Rummelt V, Folberg R, Rummelt C, Palay D A, Mathers W D, Parys-van Ginderdeuren R, Krachmer J H, Yi H
Department of Ophthalmology, University of Iowa, Iowa City 52242-1182, USA.
Ger J Ophthalmol. 1995 Mar;4(2):116-22.
This report describes the clinical, histopathologic, ultrastructural, and immunohistochemical findings in two corneal buttons from a 13-year-old girl who developed bilateral progressive corneal stromal opacification during childhood. As determined by light microscopy, both corneal buttons were edematous with a chronic inflammatory infiltrate confined to the deep layers of the stroma. We detected intranuclear eosinophilic inclusions in some epithelial cells. We detected herpesvirus particles in stromal keratocytes and endothelial cells by transmission electron microscopy. Immunohistochemistry studies identified concurrent expression of specific herpes simplex virus type 2 antigen in corneal epithelial cells, in keratocytes in the deep layers of the stroma, and in endothelial cells. The cause of progressive bilateral stromal corneal opacification in this child was herpes simplex virus type 2 keratitis. This condition should be considered in the differential diagnosis of progressive, bilateral corneal opacification in children.
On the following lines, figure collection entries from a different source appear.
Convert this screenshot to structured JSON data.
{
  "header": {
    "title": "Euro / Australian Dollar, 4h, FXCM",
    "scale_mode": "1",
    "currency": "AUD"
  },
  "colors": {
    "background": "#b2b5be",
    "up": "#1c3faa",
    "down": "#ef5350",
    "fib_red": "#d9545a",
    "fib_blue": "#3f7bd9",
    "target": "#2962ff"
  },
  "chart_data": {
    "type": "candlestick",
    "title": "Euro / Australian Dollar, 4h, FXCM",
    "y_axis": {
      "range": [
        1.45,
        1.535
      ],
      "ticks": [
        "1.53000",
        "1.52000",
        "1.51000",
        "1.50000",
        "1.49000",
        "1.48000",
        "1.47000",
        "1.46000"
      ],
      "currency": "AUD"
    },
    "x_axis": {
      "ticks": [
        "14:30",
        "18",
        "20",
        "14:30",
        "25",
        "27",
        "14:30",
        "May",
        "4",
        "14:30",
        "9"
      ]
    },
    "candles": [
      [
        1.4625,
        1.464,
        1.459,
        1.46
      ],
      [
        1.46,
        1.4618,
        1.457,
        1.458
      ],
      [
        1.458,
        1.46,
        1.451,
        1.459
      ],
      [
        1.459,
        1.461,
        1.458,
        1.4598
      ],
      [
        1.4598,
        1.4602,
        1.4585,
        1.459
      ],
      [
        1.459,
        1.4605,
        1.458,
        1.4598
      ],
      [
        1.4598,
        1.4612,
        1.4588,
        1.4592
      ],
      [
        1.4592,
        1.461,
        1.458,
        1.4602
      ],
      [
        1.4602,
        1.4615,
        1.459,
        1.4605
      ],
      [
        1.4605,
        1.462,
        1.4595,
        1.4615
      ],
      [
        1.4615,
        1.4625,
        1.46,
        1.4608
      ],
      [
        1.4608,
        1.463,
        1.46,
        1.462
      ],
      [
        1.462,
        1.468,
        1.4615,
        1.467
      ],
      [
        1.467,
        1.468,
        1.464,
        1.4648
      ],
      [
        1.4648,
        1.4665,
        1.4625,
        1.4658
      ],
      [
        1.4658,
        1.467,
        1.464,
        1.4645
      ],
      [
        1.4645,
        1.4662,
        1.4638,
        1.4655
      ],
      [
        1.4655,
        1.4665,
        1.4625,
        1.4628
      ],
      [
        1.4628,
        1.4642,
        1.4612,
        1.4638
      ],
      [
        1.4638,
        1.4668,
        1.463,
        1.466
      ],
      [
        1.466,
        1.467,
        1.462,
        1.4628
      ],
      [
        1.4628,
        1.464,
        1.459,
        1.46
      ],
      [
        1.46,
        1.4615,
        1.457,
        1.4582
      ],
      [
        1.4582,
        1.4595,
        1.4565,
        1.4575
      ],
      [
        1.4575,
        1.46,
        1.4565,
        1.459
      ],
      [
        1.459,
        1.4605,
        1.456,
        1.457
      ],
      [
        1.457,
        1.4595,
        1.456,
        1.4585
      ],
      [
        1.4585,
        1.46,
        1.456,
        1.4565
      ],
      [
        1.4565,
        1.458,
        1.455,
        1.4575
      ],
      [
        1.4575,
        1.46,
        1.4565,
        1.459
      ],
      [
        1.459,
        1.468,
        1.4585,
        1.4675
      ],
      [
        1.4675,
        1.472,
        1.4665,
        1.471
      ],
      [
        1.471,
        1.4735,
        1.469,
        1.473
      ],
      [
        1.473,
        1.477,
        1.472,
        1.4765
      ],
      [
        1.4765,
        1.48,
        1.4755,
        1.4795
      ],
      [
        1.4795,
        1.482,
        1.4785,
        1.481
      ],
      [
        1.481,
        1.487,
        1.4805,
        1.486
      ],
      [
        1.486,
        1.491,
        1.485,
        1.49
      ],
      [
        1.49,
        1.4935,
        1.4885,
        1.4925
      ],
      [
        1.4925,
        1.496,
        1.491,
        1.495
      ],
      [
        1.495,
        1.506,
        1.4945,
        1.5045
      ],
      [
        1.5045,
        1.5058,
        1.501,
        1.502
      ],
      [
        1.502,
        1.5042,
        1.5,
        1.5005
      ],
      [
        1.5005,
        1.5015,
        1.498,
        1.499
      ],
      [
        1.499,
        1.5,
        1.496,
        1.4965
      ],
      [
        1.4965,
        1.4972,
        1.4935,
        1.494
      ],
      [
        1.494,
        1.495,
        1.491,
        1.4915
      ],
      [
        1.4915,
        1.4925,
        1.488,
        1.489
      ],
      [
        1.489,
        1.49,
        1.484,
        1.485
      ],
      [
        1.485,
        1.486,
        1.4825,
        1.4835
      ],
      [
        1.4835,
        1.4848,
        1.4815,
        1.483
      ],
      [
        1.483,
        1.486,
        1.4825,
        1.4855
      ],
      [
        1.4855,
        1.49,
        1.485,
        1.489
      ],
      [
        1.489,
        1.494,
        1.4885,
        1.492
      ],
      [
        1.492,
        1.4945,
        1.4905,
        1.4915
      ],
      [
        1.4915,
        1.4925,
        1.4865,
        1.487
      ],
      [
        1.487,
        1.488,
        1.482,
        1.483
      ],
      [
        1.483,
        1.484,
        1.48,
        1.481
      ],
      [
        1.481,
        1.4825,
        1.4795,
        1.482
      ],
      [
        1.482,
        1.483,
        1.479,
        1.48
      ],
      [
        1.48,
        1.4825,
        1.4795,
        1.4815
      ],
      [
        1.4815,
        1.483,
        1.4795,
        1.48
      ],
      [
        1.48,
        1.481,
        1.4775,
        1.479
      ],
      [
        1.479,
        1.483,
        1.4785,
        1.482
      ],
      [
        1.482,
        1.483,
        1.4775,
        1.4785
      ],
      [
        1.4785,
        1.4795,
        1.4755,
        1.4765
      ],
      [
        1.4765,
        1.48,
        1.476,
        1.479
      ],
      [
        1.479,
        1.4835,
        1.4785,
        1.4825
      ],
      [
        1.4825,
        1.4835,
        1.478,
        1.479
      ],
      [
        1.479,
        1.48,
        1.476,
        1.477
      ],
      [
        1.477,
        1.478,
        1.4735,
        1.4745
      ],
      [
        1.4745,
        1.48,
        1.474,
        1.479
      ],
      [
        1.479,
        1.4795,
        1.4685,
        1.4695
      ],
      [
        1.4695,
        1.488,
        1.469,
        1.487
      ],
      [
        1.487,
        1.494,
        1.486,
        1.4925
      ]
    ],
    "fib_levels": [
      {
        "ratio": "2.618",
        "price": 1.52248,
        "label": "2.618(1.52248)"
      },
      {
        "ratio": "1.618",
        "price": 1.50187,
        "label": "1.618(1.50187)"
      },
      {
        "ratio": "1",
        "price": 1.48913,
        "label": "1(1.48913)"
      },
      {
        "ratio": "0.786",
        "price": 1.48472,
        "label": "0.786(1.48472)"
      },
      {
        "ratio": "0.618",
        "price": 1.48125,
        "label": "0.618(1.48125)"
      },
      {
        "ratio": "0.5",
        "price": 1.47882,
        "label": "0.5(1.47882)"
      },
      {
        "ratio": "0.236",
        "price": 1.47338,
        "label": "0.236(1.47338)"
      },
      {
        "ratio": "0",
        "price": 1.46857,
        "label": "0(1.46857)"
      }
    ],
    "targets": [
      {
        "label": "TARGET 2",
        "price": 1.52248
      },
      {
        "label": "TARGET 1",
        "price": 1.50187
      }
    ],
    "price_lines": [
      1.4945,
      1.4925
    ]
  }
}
本报告描述了一名13岁女孩的两枚角膜植片的临床、组织病理学、超微结构和免疫组化结果。该女孩在儿童期出现双侧进行性角膜基质混浊。通过光学显微镜检查确定,两枚角膜植片均有水肿,慢性炎症浸润局限于基质深层。我们在一些上皮细胞中检测到核内嗜酸性包涵体。通过透射电子显微镜在基质角膜细胞和内皮细胞中检测到疱疹病毒颗粒。免疫组化研究确定单纯疱疹病毒2型抗原在角膜上皮细胞、基质深层的角膜细胞和内皮细胞中同时表达。该患儿双侧进行性基质性角膜混浊的病因是单纯疱疹病毒2型角膜炎。在儿童进行性双侧角膜混浊的鉴别诊断中应考虑这种情况。